By Nicholas Kohler
Ambassador’s Row, home to many foreign dignitaries, looks more like a logging road than a tree-lined strip of real estate.
The truck-torn muddy ruts, trenches and piping just don’t jive with the Tudor-style homes of this wealthy garden village since the “new” Ottawa started overhauling Rockcliffe’s sewer system last summer.
“It’s not really nice to have that,” laughs Ambassador Erhan Ogut, who flies Turkey’s flag outside his residence on Crescent Road.
“It seems they’re taking rather a long time. Of course, it’s not great fun. It makes getting in and out of our home rather difficult.”
The culprit? Diplomats blame amalgamation, which sucked Rockcliffe into Ottawa two years ago.
The construction work replaces ancient sewers, often flooding basements – including Ogut’s.
Planned before amalgamation, Ottawa shaved the current two-year project down to one season.
Despite a well-heeled ratepayer, the old Village of Rockcliffe may not have had the cash to cover such quick work.
“I have to admit, we didn’t borrow money,” says Gordon Roston, Rockcliffe’s deputy mayor for six years before amalgamation. But they also employed a pay-as-you-go funding model.
“The reality of that, of course, is that you have to spread your sewer maintenance program and your sewer upgrading program over a number of years.”
Jane Dobell, ex-councillor and current Rockcliffe Park Residents Association president, agrees: “We did what the taxes could bear.”

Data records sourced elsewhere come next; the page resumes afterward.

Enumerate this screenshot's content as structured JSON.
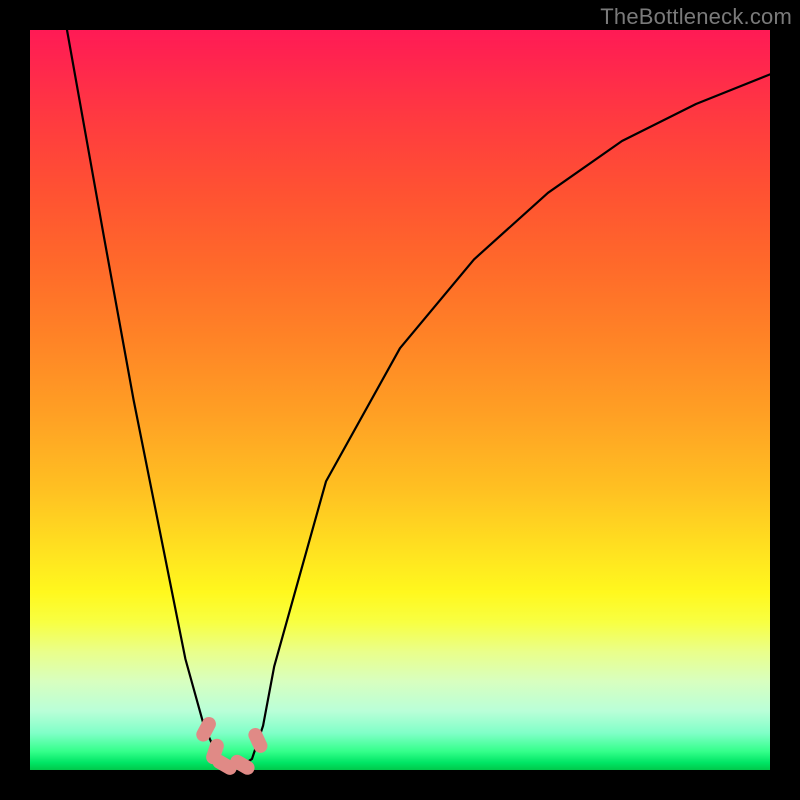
{
  "watermark": "TheBottleneck.com",
  "chart_data": {
    "type": "line",
    "title": "",
    "xlabel": "",
    "ylabel": "",
    "xlim": [
      0,
      100
    ],
    "ylim": [
      0,
      100
    ],
    "series": [
      {
        "name": "curve",
        "x": [
          5,
          10,
          14,
          18,
          21,
          23.5,
          25.5,
          27,
          28.5,
          30,
          31.5,
          33,
          40,
          50,
          60,
          70,
          80,
          90,
          100
        ],
        "values": [
          100,
          72,
          50,
          30,
          15,
          6,
          1.5,
          0.5,
          0.5,
          1.5,
          6,
          14,
          39,
          57,
          69,
          78,
          85,
          90,
          94
        ]
      }
    ],
    "markers": {
      "name": "highlight-points",
      "color": "#e08a86",
      "points": [
        {
          "x": 23.8,
          "y": 5.5
        },
        {
          "x": 25.0,
          "y": 2.5
        },
        {
          "x": 26.3,
          "y": 0.7
        },
        {
          "x": 28.7,
          "y": 0.7
        },
        {
          "x": 30.8,
          "y": 4.0
        }
      ]
    }
  }
}
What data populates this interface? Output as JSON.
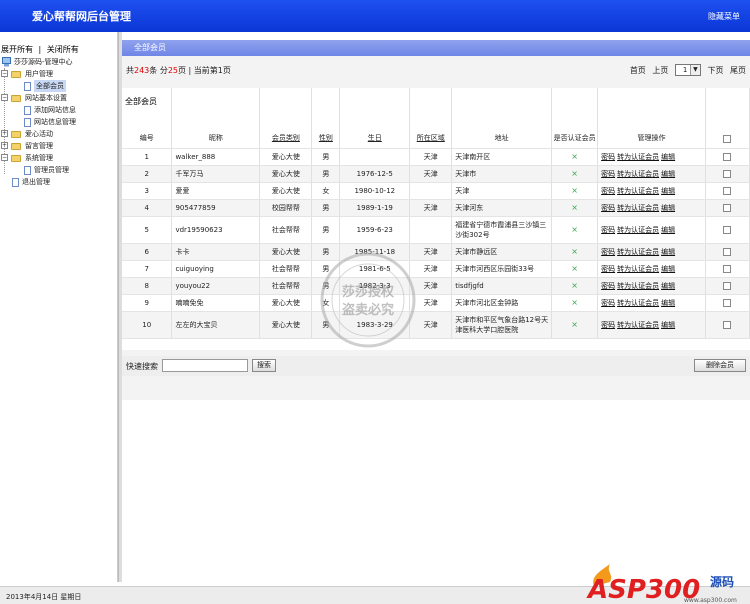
{
  "header": {
    "title": "爱心帮帮网后台管理",
    "hide_menu": "隐藏菜单"
  },
  "sidebar": {
    "expand_all": "展开所有",
    "separator": "|",
    "collapse_all": "关闭所有",
    "root_label": "莎莎源码-管理中心",
    "items": [
      {
        "label": "用户管理",
        "type": "folder",
        "level": 1
      },
      {
        "label": "全部会员",
        "type": "page",
        "level": 2,
        "selected": true
      },
      {
        "label": "网站基本设置",
        "type": "folder",
        "level": 1
      },
      {
        "label": "添加网站信息",
        "type": "page",
        "level": 2
      },
      {
        "label": "网站信息管理",
        "type": "page",
        "level": 2
      },
      {
        "label": "爱心活动",
        "type": "folder",
        "level": 1
      },
      {
        "label": "留言管理",
        "type": "folder",
        "level": 1
      },
      {
        "label": "系统管理",
        "type": "folder",
        "level": 1
      },
      {
        "label": "管理员管理",
        "type": "page",
        "level": 2
      },
      {
        "label": "退出管理",
        "type": "page",
        "level": 1
      }
    ]
  },
  "main": {
    "section_title": "全部会员",
    "pager": {
      "prefix": "共",
      "total": "243",
      "mid": "条 分",
      "pages": "25",
      "suffix": "页 | 当前第1页",
      "first": "首页",
      "prev": "上页",
      "page_select": "1",
      "next": "下页",
      "last": "尾页"
    },
    "table_caption": "全部会员",
    "columns": [
      "编号",
      "昵称",
      "会员类别",
      "性别",
      "生日",
      "所在区域",
      "地址",
      "是否认证会员",
      "管理操作"
    ],
    "rows": [
      {
        "id": "1",
        "nick": "walker_888",
        "cat": "爱心大使",
        "sex": "男",
        "birth": "",
        "area": "天津",
        "addr": "天津南开区",
        "ver": "×"
      },
      {
        "id": "2",
        "nick": "千军万马",
        "cat": "爱心大使",
        "sex": "男",
        "birth": "1976-12-5",
        "area": "天津",
        "addr": "天津市",
        "ver": "×"
      },
      {
        "id": "3",
        "nick": "爱爱",
        "cat": "爱心大使",
        "sex": "女",
        "birth": "1980-10-12",
        "area": "",
        "addr": "天津",
        "ver": "×"
      },
      {
        "id": "4",
        "nick": "905477859",
        "cat": "校园帮帮",
        "sex": "男",
        "birth": "1989-1-19",
        "area": "天津",
        "addr": "天津河东",
        "ver": "×"
      },
      {
        "id": "5",
        "nick": "vdr19590623",
        "cat": "社会帮帮",
        "sex": "男",
        "birth": "1959-6-23",
        "area": "",
        "addr": "福建省宁德市霞浦县三沙镇三沙街302号",
        "ver": "×"
      },
      {
        "id": "6",
        "nick": "卡卡",
        "cat": "爱心大使",
        "sex": "男",
        "birth": "1985-11-18",
        "area": "天津",
        "addr": "天津市静远区",
        "ver": "×"
      },
      {
        "id": "7",
        "nick": "cuiguoying",
        "cat": "社会帮帮",
        "sex": "男",
        "birth": "1981-6-5",
        "area": "天津",
        "addr": "天津市河西区乐园街33号",
        "ver": "×"
      },
      {
        "id": "8",
        "nick": "youyou22",
        "cat": "社会帮帮",
        "sex": "男",
        "birth": "1982-3-3",
        "area": "天津",
        "addr": "tisdfjgfd",
        "ver": "×"
      },
      {
        "id": "9",
        "nick": "喃喃免免",
        "cat": "爱心大使",
        "sex": "女",
        "birth": "",
        "area": "天津",
        "addr": "天津市河北区金钟路",
        "ver": "×"
      },
      {
        "id": "10",
        "nick": "左左的大宝贝",
        "cat": "爱心大使",
        "sex": "男",
        "birth": "1983-3-29",
        "area": "天津",
        "addr": "天津市和平区气象台路12号天津医科大学口腔医院",
        "ver": "×"
      }
    ],
    "ops": {
      "password": "密码",
      "to_verified": "转为认证会员",
      "edit": "编辑"
    },
    "quick_search": "快速搜索",
    "search_value": "",
    "search_button": "搜索",
    "delete_button": "删除会员"
  },
  "status": {
    "date": "2013年4月14日 星期日"
  },
  "watermark": {
    "line1": "莎莎授权",
    "line2": "盗卖必究",
    "ring": "莎莎·盗卖必究·印章"
  },
  "logo": {
    "text": "ASP300",
    "sub": "源码",
    "domain": "www.asp300.com"
  }
}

Dobell welcomes the new sewers. “If you had said to me before amalgamation, what are the pluses and what are the minuses, I would have said, ‘well maybe in the new hierarchy of needs our sewers will be done faster.’”
Enter the new Ottawa: suddenly Rockcliffe has access to a deeper pool of money – if not pockets – and a swift pace that the old village, isn’t used to.

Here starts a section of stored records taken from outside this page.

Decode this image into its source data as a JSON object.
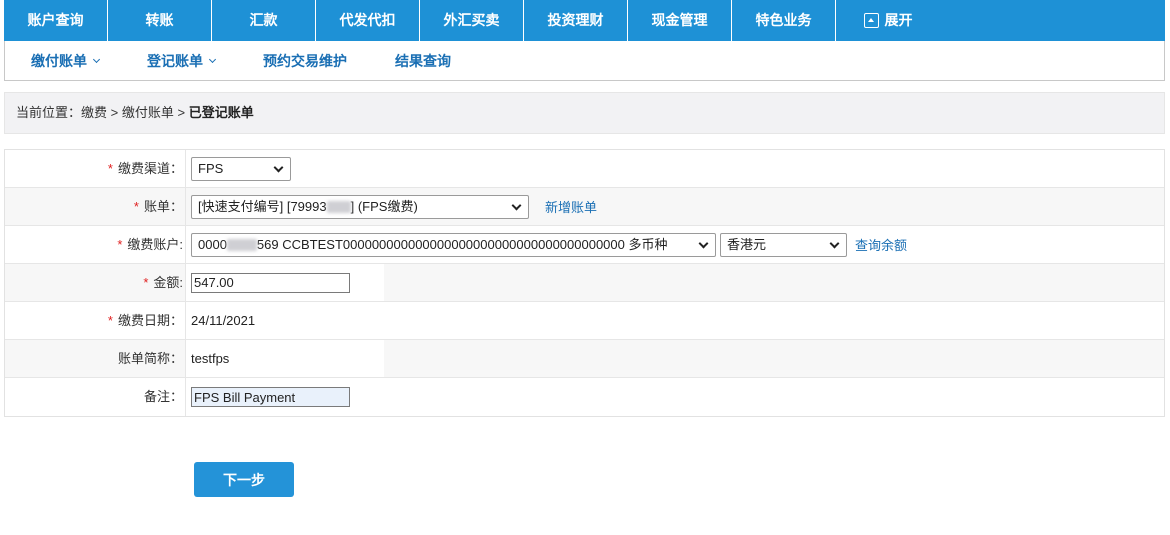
{
  "topnav": {
    "items": [
      {
        "label": "账户查询",
        "icon": ""
      },
      {
        "label": "转账",
        "icon": ""
      },
      {
        "label": "汇款",
        "icon": ""
      },
      {
        "label": "代发代扣",
        "icon": ""
      },
      {
        "label": "外汇买卖",
        "icon": ""
      },
      {
        "label": "投资理财",
        "icon": ""
      },
      {
        "label": "现金管理",
        "icon": ""
      },
      {
        "label": "特色业务",
        "icon": ""
      },
      {
        "label": "展开",
        "icon": "expand-icon"
      }
    ],
    "color": "#1e91d6"
  },
  "subnav": {
    "items": [
      {
        "label": "缴付账单",
        "has_dropdown": true
      },
      {
        "label": "登记账单",
        "has_dropdown": true
      },
      {
        "label": "预约交易维护",
        "has_dropdown": false
      },
      {
        "label": "结果查询",
        "has_dropdown": false
      }
    ],
    "color": "#1a6fb4"
  },
  "breadcrumb": {
    "prefix": "当前位置：",
    "path1": "缴费",
    "sep1": " > ",
    "path2": "缴付账单",
    "sep2": " > ",
    "current": "已登记账单"
  },
  "form": {
    "channel": {
      "label": "缴费渠道：",
      "value": "FPS"
    },
    "bill": {
      "label": "账单：",
      "value_prefix": "[快速支付编号] [79993",
      "value_suffix": "] (FPS缴费)",
      "link": "新增账单"
    },
    "account": {
      "label": "缴费账户:",
      "value_prefix": "0000",
      "value_suffix": "569 CCBTEST000000000000000000000000000000000000000 多币种",
      "currency": "香港元",
      "link": "查询余额"
    },
    "amount": {
      "label": "金额:",
      "value": "547.00"
    },
    "date": {
      "label": "缴费日期：",
      "value": "24/11/2021"
    },
    "nickname": {
      "label": "账单简称：",
      "value": "testfps"
    },
    "remark": {
      "label": "备注：",
      "value": "FPS Bill Payment"
    },
    "required_mark": "*"
  },
  "actions": {
    "next_label": "下一步",
    "color": "#2493d8"
  }
}
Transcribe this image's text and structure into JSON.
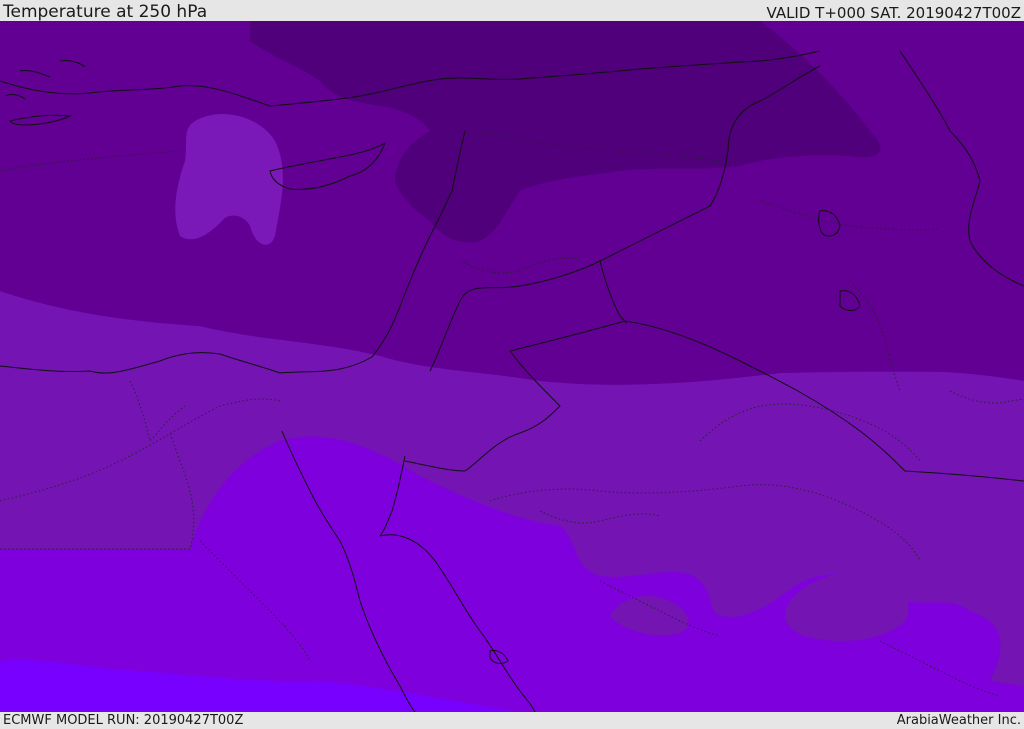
{
  "header": {
    "title": "Temperature at 250 hPa",
    "valid": "VALID T+000 SAT. 20190427T00Z"
  },
  "footer": {
    "model_run": "ECMWF MODEL RUN: 20190427T00Z",
    "credit": "ArabiaWeather Inc."
  },
  "map": {
    "variable": "temperature-250hpa",
    "colors": {
      "darkest_band": "#4f007a",
      "dark_band": "#610093",
      "mid_band": "#6c00a6",
      "light_band": "#7414b2",
      "violet_band": "#7e00dc",
      "bright_band": "#7800ff",
      "warm_patch": "#7a18b8",
      "border": "#111111"
    }
  }
}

For years Rockcliffe’s winding, tree-lined lanes were patched and pot-holed.
“We were pretty careful not to fix our roads,” Dobell says. “We used to laugh and say, ‘that’s our method of speed control.’”
Instead Rockcliffe spent according to its own idiosyncratic priorities, from leaf-sucking machines to driveway snow removal at individual residences to twice-weekly garbage pickups.

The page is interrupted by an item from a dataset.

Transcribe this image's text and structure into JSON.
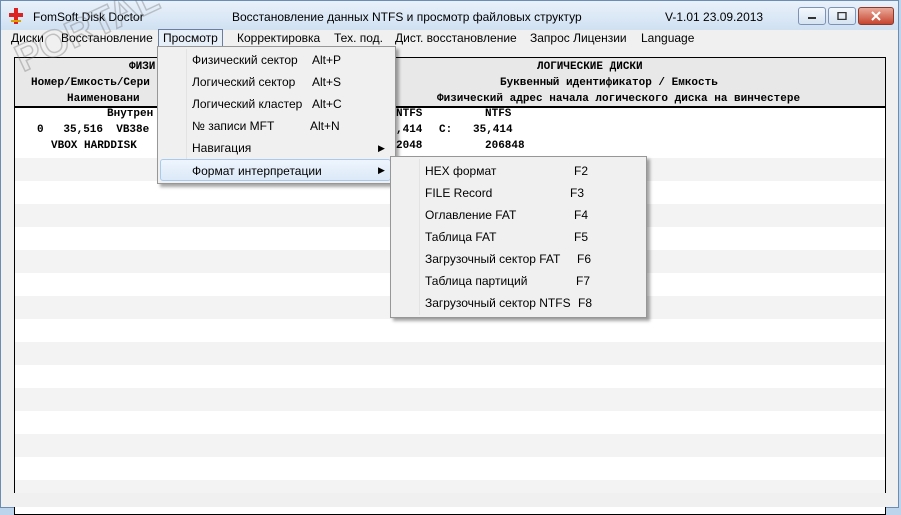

As Vanier and other urban communities grew closer to Rockcliffe’s borders, the village enclave of 2,300 people retained its 1920s country atmosphere.
“Rockcliffe in many respects had the flavour, the look and feel, of a small village,” says Rideau-Rockcliffe Coun. Jacques Legendre.
With homes of $500,000 and up, residents have jealousy guarded that village flavour.
Designated a heritage conservation district in 1998, Rockcliffe’s bylaws dictate everything from building-to-lot ratios to proposed home “mass.”
Ottawa’s new official plan, due as early as March 2003, could scuttle such protective bylaws. Add to this a remote city government, and many residents fear the old ways are fading.
“We were a separate municipality that had a clear mind about how it wanted to manage this area,” says Anthony Keith, former chair of Rockcliffe’s architectural-conservation advisory committee. “Obviously it’s not that simple any more.”
One issue has been trees, and Rockcliffe has lots. While greater Ottawa’s tree coverage stands at five per cent, Rockcliffe’s is 50 per cent.
Once managed by Gawn Croll, Rockcliffe’s full-time arborist, Ottawa has taken over.
“It was a big job. It was a good job. But it’s been eaten up by the city,” says Croll, 70, who retired after 30 years on the job.
Rockcliffe’s trees were like his children:
“Even the ones that are now just nothing but stumps and a few branches up top because of storms – some of them are still favourites of mine.”
Croll keeps a copy of Rockcliffe’s tree inventory, with notes on every tree, at his home.
Rockcliffe wasn’t just trees, though: “There were a lot of stories about the whole village, as far as that goes – you know what I mean? What do you call it? Hanky panky?” he laughs
Told construction has brought a number of trees down, Croll was distraught. “Was there none of them that they saved?”
Ogut shares Croll’s concern. He says workers have felled several trees that once lined Crescent.
“I would be missing the trees,” Ogut says. “Of course they have planted new ones – but trees take a very long, long time to grow.”